Penalties a lingering issue for Bills

ORCHARD PARK, N.Y. -- Now it's a problem.

What initially might have been chalked up as a preseason fluke -- an excessive number of flags against the Buffalo Bills -- has begun to hold the team back in the regular season.

The Bills were penalized 10 times for 75 yards in Sunday's 23-21 loss, a stark contrast to the four penalties called against the New England Patriots.

"Ten to 4. I think it's hard to overcome especially when offensively you have a young quarterback and you're a young team," head coach Doug Marrone said. "It's not acceptable."

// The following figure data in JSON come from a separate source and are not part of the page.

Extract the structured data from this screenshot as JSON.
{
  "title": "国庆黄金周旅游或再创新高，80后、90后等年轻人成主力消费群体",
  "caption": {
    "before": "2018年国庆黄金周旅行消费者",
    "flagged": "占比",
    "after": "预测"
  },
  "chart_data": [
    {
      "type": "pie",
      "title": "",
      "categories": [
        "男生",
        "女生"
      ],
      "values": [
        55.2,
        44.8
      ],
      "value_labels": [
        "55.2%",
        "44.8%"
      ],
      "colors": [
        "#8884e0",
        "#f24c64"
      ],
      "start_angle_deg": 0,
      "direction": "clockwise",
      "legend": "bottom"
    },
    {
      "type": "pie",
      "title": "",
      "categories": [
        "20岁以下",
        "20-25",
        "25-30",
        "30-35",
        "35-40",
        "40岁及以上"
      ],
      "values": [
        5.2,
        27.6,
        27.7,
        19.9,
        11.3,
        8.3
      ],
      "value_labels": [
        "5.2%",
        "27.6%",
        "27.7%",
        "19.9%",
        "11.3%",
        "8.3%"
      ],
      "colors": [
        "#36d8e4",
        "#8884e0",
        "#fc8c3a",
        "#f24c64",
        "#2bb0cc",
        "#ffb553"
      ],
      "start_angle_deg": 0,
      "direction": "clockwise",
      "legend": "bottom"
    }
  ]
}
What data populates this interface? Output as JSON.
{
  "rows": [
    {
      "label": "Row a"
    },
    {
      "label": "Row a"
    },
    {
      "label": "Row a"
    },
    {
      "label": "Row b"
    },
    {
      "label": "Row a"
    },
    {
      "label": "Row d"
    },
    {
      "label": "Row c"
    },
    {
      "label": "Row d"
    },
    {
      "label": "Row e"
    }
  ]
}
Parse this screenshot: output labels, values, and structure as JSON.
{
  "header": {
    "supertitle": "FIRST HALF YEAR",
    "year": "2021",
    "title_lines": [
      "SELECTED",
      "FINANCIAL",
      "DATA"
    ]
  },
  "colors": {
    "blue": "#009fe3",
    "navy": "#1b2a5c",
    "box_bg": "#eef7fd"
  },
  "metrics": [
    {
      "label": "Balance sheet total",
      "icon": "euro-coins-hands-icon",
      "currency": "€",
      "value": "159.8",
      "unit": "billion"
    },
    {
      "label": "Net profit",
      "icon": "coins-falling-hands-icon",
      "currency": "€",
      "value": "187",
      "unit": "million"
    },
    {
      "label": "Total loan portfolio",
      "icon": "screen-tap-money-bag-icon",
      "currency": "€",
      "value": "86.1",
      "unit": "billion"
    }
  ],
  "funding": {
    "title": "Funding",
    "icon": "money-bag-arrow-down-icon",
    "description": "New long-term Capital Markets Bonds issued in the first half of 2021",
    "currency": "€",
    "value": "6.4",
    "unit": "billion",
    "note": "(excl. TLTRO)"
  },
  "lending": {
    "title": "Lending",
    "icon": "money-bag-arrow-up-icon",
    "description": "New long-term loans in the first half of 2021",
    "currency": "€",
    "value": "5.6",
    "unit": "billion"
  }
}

Buffalo was flagged 39 times in four preseason games, and led the NFL with 23 penalties through their first two exhibition contests. At the time, Marrone said it was important to separate unforced errors from simple over-aggressive play, but the former continued into Week 1.

"I think we got caught out on the field with 12 [players on defense] and that's not acceptable," Marrone said. "That's on us as the coaches and it starts with me."

In the first quarter, left tackle Cordy Glenn was called for a 10-yard illegal use of the hands penalty, negating what would have been a 19-yard gain and stalling a drive that later ended in a punt. Another critical penalty came late in the third quarter, when a 15-yard gain and first down was called back on the same infraction by right guard Kraig Urbik, setting up a 3rd-and-11 and another punt.

"That was frustrating," quarterback EJ Manuel said of the number of penalties. "When you have a big first down or big play and then you get it called back, you definitely want to continue to fight those battles. But you kind of shoot yourself in the foot when you do that. As an offense we have to clean those things up."

"The pre-snap penalties, the offsides, the false starts, misalignments, those sorts of things are things that are killing you and you really have to pay close attention," defensive tackle Kyle Williams added.

So how do the Bills fix it? Marrone said its something he and his coaches will have to dig deeper to correct.

"We have officials at every practice. We have to get together as a staff and we've got to figure out a way not to have that," he said. "We have to look at them and evaluate them first."